Tension between North and South Korea is driving the establishment of extra air defense sites in the Northern areas of South Korea. Neighboring countries like Japan and China around Korea's coast are also taking the extra effort to bolster their air military might. India and Pakistan's tension have held the two countries locked in an arms race, to challenge each other in terms of aerospace technology, capability and networking readiness. These social tensions have increased the need to acquire state of the art aerospace technology to reduce risk.
According to Frost & Sullivan's Asia Pacific Consultant of Aerospace & Defense Practice Kunal Sinha, Asia Pacific's Military Aerospace Procurement revenue will grow to a total of US$70.64 billion by 2016, at a CAGR of 5.8% from 2010 to 2016.
He continues, 'The expected growth of military aerospace procurement in Asia Pacific will further encourage the indigenous development of new fixed, rotary winged and UAV's to support the increasing operational demands within the region."
Led by China, countries such as India, Australia, and Singapore are increasingly expanding their military capabilities.

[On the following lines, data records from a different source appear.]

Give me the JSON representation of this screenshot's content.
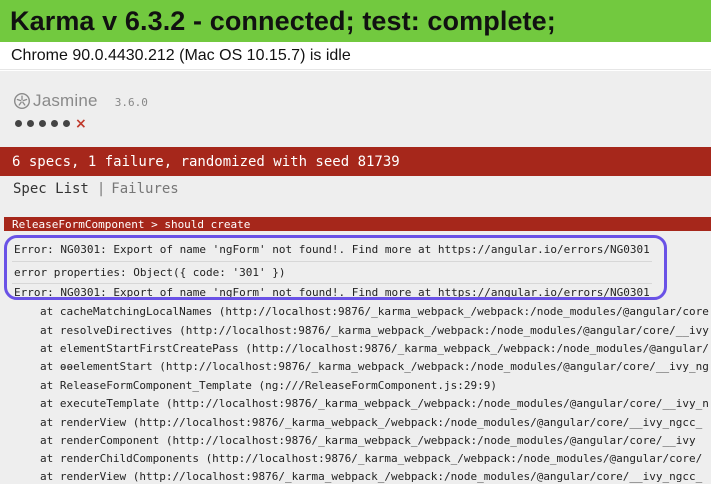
{
  "karma": {
    "title": "Karma v 6.3.2 - connected; test: complete;",
    "browser_status": "Chrome 90.0.4430.212 (Mac OS 10.15.7) is idle"
  },
  "jasmine": {
    "logo_text": "Jasmine",
    "version": "3.6.0",
    "failure_mark": "×",
    "summary": "6 specs, 1 failure, randomized with seed 81739",
    "menu": {
      "spec_list": "Spec List",
      "separator": "|",
      "failures": "Failures"
    },
    "spec_title": "ReleaseFormComponent > should create",
    "error_lines": [
      "Error: NG0301: Export of name 'ngForm' not found!. Find more at https://angular.io/errors/NG0301",
      "error properties: Object({ code: '301' })",
      "Error: NG0301: Export of name 'ngForm' not found!. Find more at https://angular.io/errors/NG0301"
    ],
    "stack_lines": [
      "at cacheMatchingLocalNames (http://localhost:9876/_karma_webpack_/webpack:/node_modules/@angular/core",
      "at resolveDirectives (http://localhost:9876/_karma_webpack_/webpack:/node_modules/@angular/core/__ivy",
      "at elementStartFirstCreatePass (http://localhost:9876/_karma_webpack_/webpack:/node_modules/@angular/",
      "at ɵɵelementStart (http://localhost:9876/_karma_webpack_/webpack:/node_modules/@angular/core/__ivy_ng",
      "at ReleaseFormComponent_Template (ng:///ReleaseFormComponent.js:29:9)",
      "at executeTemplate (http://localhost:9876/_karma_webpack_/webpack:/node_modules/@angular/core/__ivy_n",
      "at renderView (http://localhost:9876/_karma_webpack_/webpack:/node_modules/@angular/core/__ivy_ngcc_",
      "at renderComponent (http://localhost:9876/_karma_webpack_/webpack:/node_modules/@angular/core/__ivy",
      "at renderChildComponents (http://localhost:9876/_karma_webpack_/webpack:/node_modules/@angular/core/",
      "at renderView (http://localhost:9876/_karma_webpack_/webpack:/node_modules/@angular/core/__ivy_ngcc_"
    ]
  },
  "colors": {
    "karma_banner": "#72c93f",
    "failure_red": "#a6271b",
    "highlight_ring": "#6a52e6"
  }
}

These countries usually have defense budgets worth approximately 2.3% of their respective GDP. Developing countries such as Malaysia, Thailand, Philippines, and Indonesia are also progressively increasing defense spending to modernize their capabilities. Although the latter countries do not spend as much as the former countries, overall, there is an upward trend for defense budgets.
In recent days, there is a higher incidence of military aerospace systems to take on humanitarian roles over wartime roles. These additional roles have a strong influence on the demand for increased procurement.

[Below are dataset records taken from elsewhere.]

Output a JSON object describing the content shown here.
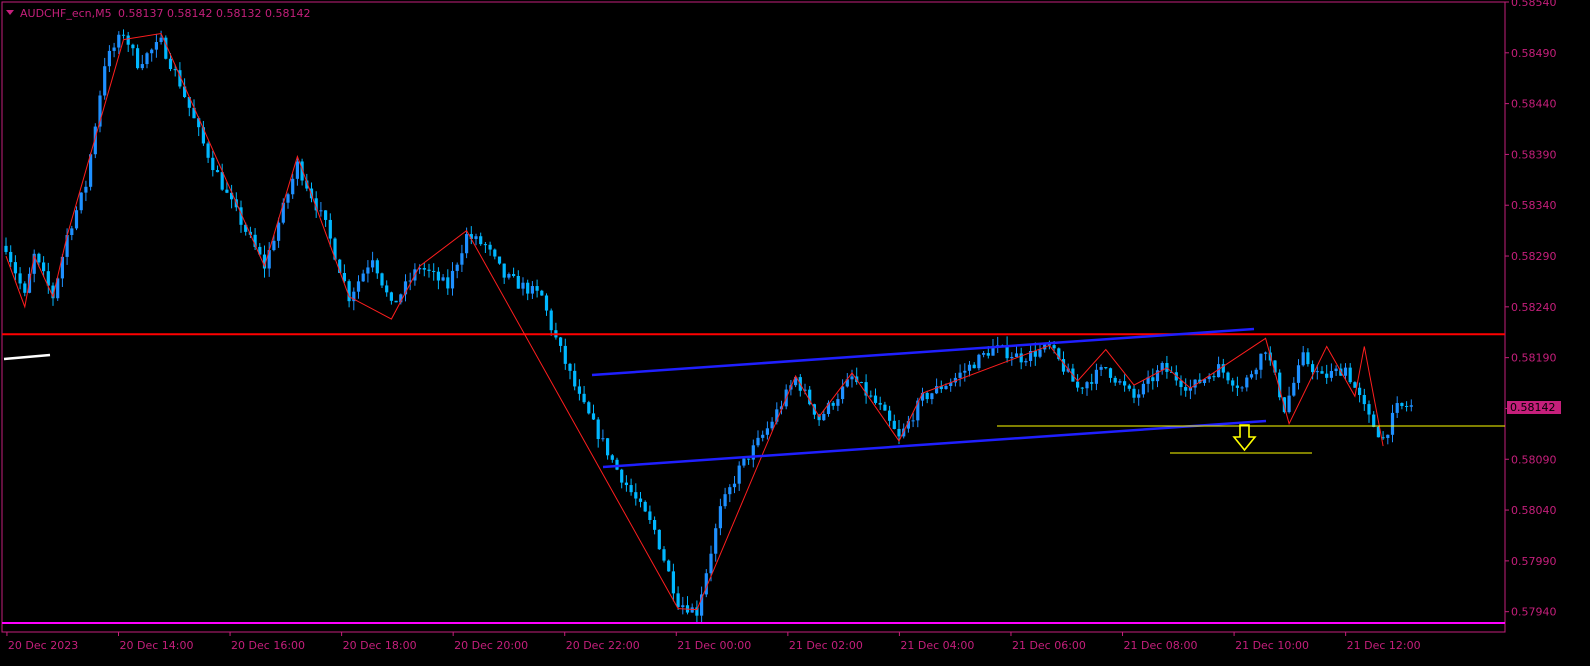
{
  "header": {
    "symbol_timeframe": "AUDCHF_ecn,M5",
    "ohlc": "0.58137 0.58142 0.58132 0.58142"
  },
  "colors": {
    "background": "#000000",
    "axis": "#c51f7b",
    "candle_up": "#1e90ff",
    "candle_down": "#00b7ff",
    "zigzag": "#ff1e1e",
    "resistance": "#ff0000",
    "channel": "#1f1fff",
    "support_box": "#ffff00",
    "bottom_line": "#ff00ff"
  },
  "price_tag": "0.58142",
  "chart_data": {
    "type": "candlestick",
    "title": "",
    "y_axis_side": "right",
    "ylim": [
      0.5792,
      0.5854
    ],
    "y_ticks": [
      "0.58540",
      "0.58490",
      "0.58440",
      "0.58390",
      "0.58340",
      "0.58290",
      "0.58240",
      "0.58190",
      "0.58140",
      "0.58090",
      "0.58040",
      "0.57990",
      "0.57940"
    ],
    "y_tick_values": [
      0.5854,
      0.5849,
      0.5844,
      0.5839,
      0.5834,
      0.5829,
      0.5824,
      0.5819,
      0.5814,
      0.5809,
      0.5804,
      0.5799,
      0.5794
    ],
    "x_ticks": [
      "20 Dec 2023",
      "20 Dec 14:00",
      "20 Dec 16:00",
      "20 Dec 18:00",
      "20 Dec 20:00",
      "20 Dec 22:00",
      "21 Dec 00:00",
      "21 Dec 02:00",
      "21 Dec 04:00",
      "21 Dec 06:00",
      "21 Dec 08:00",
      "21 Dec 10:00",
      "21 Dec 12:00"
    ],
    "x_tick_bars": [
      0,
      24,
      48,
      72,
      96,
      120,
      144,
      168,
      192,
      216,
      240,
      264,
      288
    ],
    "bar_count": 300,
    "price_path": [
      [
        0,
        0.583
      ],
      [
        4,
        0.5825
      ],
      [
        6,
        0.5829
      ],
      [
        10,
        0.5825
      ],
      [
        13,
        0.5831
      ],
      [
        17,
        0.5836
      ],
      [
        21,
        0.5848
      ],
      [
        25,
        0.5851
      ],
      [
        28,
        0.5848
      ],
      [
        33,
        0.585
      ],
      [
        37,
        0.5846
      ],
      [
        42,
        0.584
      ],
      [
        47,
        0.5835
      ],
      [
        55,
        0.5828
      ],
      [
        62,
        0.5838
      ],
      [
        68,
        0.5832
      ],
      [
        73,
        0.5825
      ],
      [
        78,
        0.5829
      ],
      [
        82,
        0.5824
      ],
      [
        88,
        0.5828
      ],
      [
        94,
        0.5826
      ],
      [
        98,
        0.5831
      ],
      [
        102,
        0.583
      ],
      [
        106,
        0.5827
      ],
      [
        110,
        0.5826
      ],
      [
        114,
        0.5825
      ],
      [
        116,
        0.5822
      ],
      [
        122,
        0.5815
      ],
      [
        130,
        0.5808
      ],
      [
        138,
        0.5802
      ],
      [
        143,
        0.5795
      ],
      [
        147,
        0.5794
      ],
      [
        152,
        0.5804
      ],
      [
        156,
        0.5808
      ],
      [
        162,
        0.5812
      ],
      [
        168,
        0.5817
      ],
      [
        173,
        0.5813
      ],
      [
        180,
        0.5817
      ],
      [
        186,
        0.5814
      ],
      [
        190,
        0.5811
      ],
      [
        195,
        0.5815
      ],
      [
        202,
        0.5817
      ],
      [
        210,
        0.582
      ],
      [
        216,
        0.5819
      ],
      [
        222,
        0.582
      ],
      [
        228,
        0.5816
      ],
      [
        234,
        0.5818
      ],
      [
        240,
        0.5815
      ],
      [
        246,
        0.5818
      ],
      [
        252,
        0.5816
      ],
      [
        258,
        0.5818
      ],
      [
        263,
        0.5816
      ],
      [
        268,
        0.582
      ],
      [
        272,
        0.5814
      ],
      [
        276,
        0.5819
      ],
      [
        280,
        0.5817
      ],
      [
        285,
        0.5818
      ],
      [
        290,
        0.5813
      ],
      [
        293,
        0.5811
      ],
      [
        296,
        0.5814
      ],
      [
        298,
        0.58142
      ]
    ],
    "zigzag_points": [
      [
        0,
        0.5829
      ],
      [
        4,
        0.5824
      ],
      [
        6,
        0.5829
      ],
      [
        10,
        0.5825
      ],
      [
        13,
        0.5831
      ],
      [
        25,
        0.58503
      ],
      [
        33,
        0.58509
      ],
      [
        55,
        0.5828
      ],
      [
        62,
        0.58388
      ],
      [
        73,
        0.5825
      ],
      [
        82,
        0.58228
      ],
      [
        88,
        0.5828
      ],
      [
        98,
        0.58315
      ],
      [
        143,
        0.57943
      ],
      [
        147,
        0.57942
      ],
      [
        168,
        0.58172
      ],
      [
        173,
        0.58132
      ],
      [
        180,
        0.58175
      ],
      [
        190,
        0.58108
      ],
      [
        195,
        0.58155
      ],
      [
        222,
        0.58202
      ],
      [
        228,
        0.58167
      ],
      [
        234,
        0.58198
      ],
      [
        240,
        0.58163
      ],
      [
        247,
        0.5818
      ],
      [
        252,
        0.5816
      ],
      [
        268,
        0.58209
      ],
      [
        273,
        0.58125
      ],
      [
        281,
        0.58201
      ],
      [
        287,
        0.58152
      ],
      [
        289,
        0.58201
      ],
      [
        293,
        0.58103
      ]
    ],
    "resistance_level": 0.58213,
    "channel_upper": [
      [
        93,
        0.58177
      ],
      [
        200,
        0.58225
      ]
    ],
    "channel_lower": [
      [
        95,
        0.58096
      ],
      [
        202,
        0.5813
      ]
    ],
    "support_box": {
      "x_start_bar": 159,
      "x_end_bar": 212,
      "top": 0.58127,
      "bottom": 0.581
    },
    "bottom_level": 0.57925
  }
}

'The environmental impact of several severe natural disasters in Asia Pacific over the past year has necessitated reinforcements in relief efforts and capabilities. For example, the earthquake in Padang and Pariaman, Indonesia in 2009 has urgently required military aerospace support," says Sinha.
Also driving the defense procurement market is the advancement in technology and outdated systems. Some of the countries in the region are interested in procuring more technologically advanced platforms i.e. JSF, whereas some countries are more focused on upgrading its current technologies.
On the other hand, the advancement in technology also increases the cost of military aerospace platforms due to the exorbitant research and development costs involved.
'Rising costs of military aerospace systems will continue to restrain the purchasing desire of countries in the region. There is also the concern over the implementation, adaptation and integration of new or upgraded technologies with existing technologies. Still, a number of wealthier countries in Asia Pacific are looking to procure advanced aerospace platforms and technologies for its forces," elaborates Sinha.
Several countries in the region have also set about developing their own military airborne platforms; and leading the way here are countries such as China, India, Australia, Japan, and South Korea.
However, research and development of aerospace technology is limited to a few countries in the region, and it is still in its infancy stages as compared to western countries. Asia Pacific will still be dependent on Western countries for acquisition of key aerospace technology.
'Investments from foreign market players through strategic alliances with the local business partners is imperative. Strategic alliances also ensure better chances of market penetration, reduced costs and also ensure better system interoperability. The transfer of technological knowledge will also better enable after sales support which is currently lacking in some countries in the region," Sinha explains.
He concludes, 'Asia Pacific is a major importer of defense technology, but local competition is set to become significant competitive markets."